Eine Frittenbude als intellektuelles Zentrum

Wer Ende der 1990er Jahre an die FU kam, fühlte sich wie auf einem sinkenden Tanker: Das Land Berlin befand sich in massiver Geldnot, zudem war die Hochschullandschaft nach dem Mauerfall mit der Humboldt-Uni (HU) stark gewachsen. Die Folge: Die FU musste sich zum Teil selbst abschaffen. Die Zahl der Studierenden sank von ihrem absoluten Höchststand 60.000 im Jahr 1993 bis zur Jahrtausendwende um ein Drittel; die Zahl der Professuren halbierte sich im gleichen Zeitraum sogar fast auf gut 500. Zurück blieb vor allem Ratlosigkeit – und Wut auf die HU, die angeblich aus Renomeegründen vom Senat bevorzugt werde, wie es vielfach hieß.

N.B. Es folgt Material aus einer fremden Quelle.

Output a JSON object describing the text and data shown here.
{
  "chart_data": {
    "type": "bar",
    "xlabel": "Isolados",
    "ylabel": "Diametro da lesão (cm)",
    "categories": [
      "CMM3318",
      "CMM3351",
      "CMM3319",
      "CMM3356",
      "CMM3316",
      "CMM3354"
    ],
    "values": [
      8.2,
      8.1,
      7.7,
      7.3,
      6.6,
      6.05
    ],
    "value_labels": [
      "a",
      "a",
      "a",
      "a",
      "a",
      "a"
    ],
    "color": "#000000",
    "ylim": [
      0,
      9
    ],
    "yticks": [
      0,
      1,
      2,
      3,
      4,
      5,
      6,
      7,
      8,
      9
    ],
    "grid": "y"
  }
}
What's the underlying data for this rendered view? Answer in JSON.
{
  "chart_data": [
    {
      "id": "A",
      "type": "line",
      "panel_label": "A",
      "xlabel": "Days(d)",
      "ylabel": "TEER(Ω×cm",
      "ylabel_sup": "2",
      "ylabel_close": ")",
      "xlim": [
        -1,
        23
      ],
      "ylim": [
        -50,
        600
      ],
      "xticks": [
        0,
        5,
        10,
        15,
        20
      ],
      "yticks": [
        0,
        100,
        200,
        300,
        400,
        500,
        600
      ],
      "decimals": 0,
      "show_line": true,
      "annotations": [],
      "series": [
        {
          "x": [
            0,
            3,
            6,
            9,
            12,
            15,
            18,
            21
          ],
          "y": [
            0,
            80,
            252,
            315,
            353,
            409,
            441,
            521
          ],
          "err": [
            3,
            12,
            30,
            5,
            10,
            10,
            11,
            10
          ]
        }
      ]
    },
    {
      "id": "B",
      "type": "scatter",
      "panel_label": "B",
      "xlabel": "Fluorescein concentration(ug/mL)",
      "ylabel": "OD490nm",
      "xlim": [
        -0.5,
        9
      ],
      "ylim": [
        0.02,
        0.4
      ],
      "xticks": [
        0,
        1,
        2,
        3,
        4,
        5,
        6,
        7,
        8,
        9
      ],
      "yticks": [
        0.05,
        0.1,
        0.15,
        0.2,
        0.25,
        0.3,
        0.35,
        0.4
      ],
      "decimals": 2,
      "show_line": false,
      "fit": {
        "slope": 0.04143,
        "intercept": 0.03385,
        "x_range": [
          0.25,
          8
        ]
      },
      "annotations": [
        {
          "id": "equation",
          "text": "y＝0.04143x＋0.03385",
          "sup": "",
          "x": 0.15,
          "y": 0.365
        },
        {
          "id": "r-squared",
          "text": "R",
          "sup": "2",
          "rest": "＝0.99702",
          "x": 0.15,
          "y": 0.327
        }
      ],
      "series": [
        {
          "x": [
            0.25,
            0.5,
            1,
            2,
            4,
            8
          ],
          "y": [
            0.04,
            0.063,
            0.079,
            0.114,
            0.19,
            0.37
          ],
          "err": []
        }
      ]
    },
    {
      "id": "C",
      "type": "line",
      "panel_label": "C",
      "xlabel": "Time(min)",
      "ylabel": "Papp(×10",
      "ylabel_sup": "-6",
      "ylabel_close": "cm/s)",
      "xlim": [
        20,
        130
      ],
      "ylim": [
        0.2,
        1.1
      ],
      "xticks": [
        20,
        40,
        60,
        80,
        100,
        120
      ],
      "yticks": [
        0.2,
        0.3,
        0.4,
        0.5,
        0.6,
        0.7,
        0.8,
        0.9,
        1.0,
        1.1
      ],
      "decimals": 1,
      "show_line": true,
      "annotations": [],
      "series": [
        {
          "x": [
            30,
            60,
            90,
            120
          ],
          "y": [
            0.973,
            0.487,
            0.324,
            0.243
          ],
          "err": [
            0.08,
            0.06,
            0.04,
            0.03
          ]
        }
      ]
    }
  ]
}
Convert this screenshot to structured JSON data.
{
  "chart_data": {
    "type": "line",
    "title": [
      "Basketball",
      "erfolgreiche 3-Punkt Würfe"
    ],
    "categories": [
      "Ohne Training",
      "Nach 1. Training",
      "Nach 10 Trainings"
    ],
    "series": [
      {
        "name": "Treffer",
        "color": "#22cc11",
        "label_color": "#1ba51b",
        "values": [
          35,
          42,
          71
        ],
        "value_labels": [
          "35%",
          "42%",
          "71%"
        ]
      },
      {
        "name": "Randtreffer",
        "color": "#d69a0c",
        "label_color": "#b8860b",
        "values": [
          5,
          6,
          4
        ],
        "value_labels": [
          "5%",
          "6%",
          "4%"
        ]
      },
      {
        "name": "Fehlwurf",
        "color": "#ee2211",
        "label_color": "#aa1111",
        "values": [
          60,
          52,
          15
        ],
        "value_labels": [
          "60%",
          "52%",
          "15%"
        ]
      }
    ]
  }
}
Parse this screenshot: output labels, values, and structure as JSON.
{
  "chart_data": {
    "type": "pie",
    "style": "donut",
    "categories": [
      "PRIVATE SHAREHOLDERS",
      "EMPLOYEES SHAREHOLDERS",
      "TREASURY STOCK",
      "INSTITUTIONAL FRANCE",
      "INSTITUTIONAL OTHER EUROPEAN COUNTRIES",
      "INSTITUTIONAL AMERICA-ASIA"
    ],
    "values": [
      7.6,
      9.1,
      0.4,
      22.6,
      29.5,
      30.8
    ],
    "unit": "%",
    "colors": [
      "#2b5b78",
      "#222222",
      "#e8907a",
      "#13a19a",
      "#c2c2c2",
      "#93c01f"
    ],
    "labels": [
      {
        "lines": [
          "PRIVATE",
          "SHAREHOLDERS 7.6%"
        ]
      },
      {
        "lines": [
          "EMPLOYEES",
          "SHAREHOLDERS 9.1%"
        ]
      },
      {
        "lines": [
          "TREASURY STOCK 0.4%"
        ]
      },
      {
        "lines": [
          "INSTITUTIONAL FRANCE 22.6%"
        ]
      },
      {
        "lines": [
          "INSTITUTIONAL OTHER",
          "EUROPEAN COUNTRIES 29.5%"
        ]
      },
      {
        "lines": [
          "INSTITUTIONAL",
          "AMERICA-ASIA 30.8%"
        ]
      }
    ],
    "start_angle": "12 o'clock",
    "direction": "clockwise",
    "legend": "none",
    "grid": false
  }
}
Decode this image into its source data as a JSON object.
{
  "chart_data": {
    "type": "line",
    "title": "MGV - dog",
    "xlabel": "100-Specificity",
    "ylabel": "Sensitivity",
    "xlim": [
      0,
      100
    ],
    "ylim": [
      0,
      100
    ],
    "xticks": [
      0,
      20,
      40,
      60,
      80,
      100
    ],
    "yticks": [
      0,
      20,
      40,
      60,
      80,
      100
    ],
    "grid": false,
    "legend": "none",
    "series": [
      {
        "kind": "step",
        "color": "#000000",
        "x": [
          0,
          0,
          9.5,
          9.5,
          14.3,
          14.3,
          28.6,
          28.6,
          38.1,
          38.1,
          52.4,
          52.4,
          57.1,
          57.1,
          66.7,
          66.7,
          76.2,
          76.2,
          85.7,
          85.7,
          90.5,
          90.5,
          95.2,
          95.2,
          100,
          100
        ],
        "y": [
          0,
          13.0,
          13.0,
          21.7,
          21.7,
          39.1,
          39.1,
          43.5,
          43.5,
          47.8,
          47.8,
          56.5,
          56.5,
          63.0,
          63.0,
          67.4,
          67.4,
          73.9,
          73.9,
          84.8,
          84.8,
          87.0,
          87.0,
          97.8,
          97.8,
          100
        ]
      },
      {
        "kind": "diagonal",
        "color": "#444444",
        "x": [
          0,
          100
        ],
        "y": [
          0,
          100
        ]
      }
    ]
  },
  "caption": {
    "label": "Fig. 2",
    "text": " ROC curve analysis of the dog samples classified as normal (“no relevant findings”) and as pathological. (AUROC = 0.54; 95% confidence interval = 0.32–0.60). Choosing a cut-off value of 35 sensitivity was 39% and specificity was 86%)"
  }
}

Gerade erst war zudem das Streiksemester im Winter 1997 – die bundesweite größte Protestwelle von Studierenden seit 1968 – ohne nachhaltige Folgen zu Ende gegangen. Entsprechend angespannt ist die Stimmung, auch weil Räume fehlen: Die Lehre findet vielfach in im Winter kaum heizbaren und im Sommer überhitzten Containern statt, notdürftiger Ersatz für viele inzwischen baufällige Seminargebäude. Vom Otto-Suhr-Institut für Politikwissenschaft heißt es gar, die Mauern würden nur noch von den zahlreichen politischen Graffiti zusammengehalten.

Zum intellektuellen Zentrum des bundesweit für seinen rebellischen Charakter bekannten Instituts ist die Frittenbude vor dem Hauptgebäude geworden. Hier wird bei kulinarisch rustikaler Kost über Michel Foucault und Judith Butler diskutiert, deren Thesen hier gerade erst jetzt angekommen sind, und über die theoretische Dimension von Hollywood-Blockbustern wie „Matrix“.

Nur vereinzelt gibt es Anzeichen, dass die FU eine Zukunft haben könnte. Es werden neuerdings E-Mail-Adressen für alle verteilt und die Bibliothek stellt ihre Zettelkataloge auf Computer um. Letzteres ein Schritt, den viele westdeutsche Unis bereits zehn Jahre zuvor vollzogen hatten. Bis zum Titel Eliteuniversität, mit dem sich die FU heute allzugern schmückt, ist es noch ein weiter Weg. Immerhin: Die Frittenbude vor dem OSI gibt es auch heute noch. Bert Schulz

Café trinken statt Vorlesungen lauschen

Es war mein Lieblingsort an der FU – das Pi-Café! In der Silberlaube in Dahlem am Ende der K-Straße direkt über dem Pfört­ne­r:in­nen­häus­chen sitzt das studentisch verwaltete Café im zweiten Stock. Es ist gemütlicher Rückzugsort, Treffpunkt, und das Beste: Es hat eine große Sonnenterrasse!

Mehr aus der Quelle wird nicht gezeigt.